Dans cet Ehpad sinistre et spectral, dédale de fauteuils roulants, un homme et une femme couverts de sang tentent de se rejoindre comme des zombies. Sous les tambours, une ronde joyeuse devient une étrange marche funèbre célébrant la mort. Les nouvelles épiphanies de la beauté.

"Vous voulez voir mon autopsie"

"On va finir nu dans une chambre froide. Pourquoi ça vous dérange tant la nudité sur scène ?". Angélica Liddell met les critiques de théâtre face à leur méchanceté et leur rend la pareille. Elle reprend la même aversion de Bergman pour les critiques, "un ennemi mortel qui s'anéantit lui-même", selon lui. Bergman en avait même frappé un. "Je te méprise, je te hais, je te souhaite le pire", disait-il dans ses Carnets de travail. Le Figaro, Le Monde, Libération… Angélica Liddell lit les pires critiques à son sujet et interpelle leurs auteurs. "Où es-tu Philippe ? Où es-tu connard ?".

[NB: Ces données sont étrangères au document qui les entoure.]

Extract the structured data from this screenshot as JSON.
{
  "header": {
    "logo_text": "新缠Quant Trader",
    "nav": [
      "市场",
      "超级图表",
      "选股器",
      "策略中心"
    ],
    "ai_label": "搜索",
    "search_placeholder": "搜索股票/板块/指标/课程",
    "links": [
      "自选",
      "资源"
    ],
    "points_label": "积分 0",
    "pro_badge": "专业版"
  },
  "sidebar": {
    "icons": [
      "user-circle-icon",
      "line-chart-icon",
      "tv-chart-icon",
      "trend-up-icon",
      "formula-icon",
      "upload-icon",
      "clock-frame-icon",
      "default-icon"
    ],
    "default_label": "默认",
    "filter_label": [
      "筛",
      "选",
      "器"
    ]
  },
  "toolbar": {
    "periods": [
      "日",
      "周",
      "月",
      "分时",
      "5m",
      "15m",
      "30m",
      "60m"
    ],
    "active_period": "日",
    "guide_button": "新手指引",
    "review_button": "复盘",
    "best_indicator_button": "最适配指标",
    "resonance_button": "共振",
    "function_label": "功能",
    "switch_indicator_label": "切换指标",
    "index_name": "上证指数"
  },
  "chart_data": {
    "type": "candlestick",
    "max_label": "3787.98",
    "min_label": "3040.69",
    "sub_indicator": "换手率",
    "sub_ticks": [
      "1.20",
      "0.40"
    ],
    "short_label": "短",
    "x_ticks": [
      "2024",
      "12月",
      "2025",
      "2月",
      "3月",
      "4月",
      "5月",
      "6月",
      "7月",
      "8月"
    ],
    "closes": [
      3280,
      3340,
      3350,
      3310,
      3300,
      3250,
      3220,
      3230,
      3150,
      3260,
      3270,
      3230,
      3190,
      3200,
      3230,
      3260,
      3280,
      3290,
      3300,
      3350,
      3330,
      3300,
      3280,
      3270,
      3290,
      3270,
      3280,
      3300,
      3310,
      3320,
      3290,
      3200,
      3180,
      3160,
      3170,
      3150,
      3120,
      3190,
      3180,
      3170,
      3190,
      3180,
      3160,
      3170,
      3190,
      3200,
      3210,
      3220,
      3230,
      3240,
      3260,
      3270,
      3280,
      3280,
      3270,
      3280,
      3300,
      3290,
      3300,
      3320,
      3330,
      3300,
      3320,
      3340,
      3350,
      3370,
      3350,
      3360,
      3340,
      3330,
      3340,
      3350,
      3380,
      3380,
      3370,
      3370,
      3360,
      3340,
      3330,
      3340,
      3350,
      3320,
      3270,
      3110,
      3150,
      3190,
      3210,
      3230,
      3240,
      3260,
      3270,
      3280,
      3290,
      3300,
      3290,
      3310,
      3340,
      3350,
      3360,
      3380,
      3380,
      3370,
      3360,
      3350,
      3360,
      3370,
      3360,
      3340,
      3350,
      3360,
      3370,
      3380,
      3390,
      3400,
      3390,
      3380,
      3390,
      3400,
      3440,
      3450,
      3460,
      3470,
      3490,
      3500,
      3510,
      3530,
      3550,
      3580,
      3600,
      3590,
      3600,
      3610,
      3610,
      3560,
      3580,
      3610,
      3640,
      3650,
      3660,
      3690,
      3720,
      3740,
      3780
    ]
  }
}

L'artiste espagnole représente ce mal de l'artiste, abîmé et torturé par son public éternellement insatisfait. "Vous voulez voir mon autopsie, mes organes". "Se soumettre à ce jugement constant est meurtrier", rappelle la metteuse en scène à la fin du spectacle. Le "pouce levé ou baissé" n'arrête pas le temps, principal assassin pour Angélica Liddell. Le pouce était définitivement levé pour le public qui a ovationné l'artiste sous la pluie, dansant sur It's a Sin des Pet Shop Boys. Ces funérailles de Bergman deviennent une prière pour le salut de son âme et notre salut collectif.

"Dämon. El funeral de Bergman" d'Angélica Liddell jusqu'au 5 juillet au Festival d'Avignon et du 26 septembre au 6 octobre 2024 au théâtre de l'Odéon à Paris.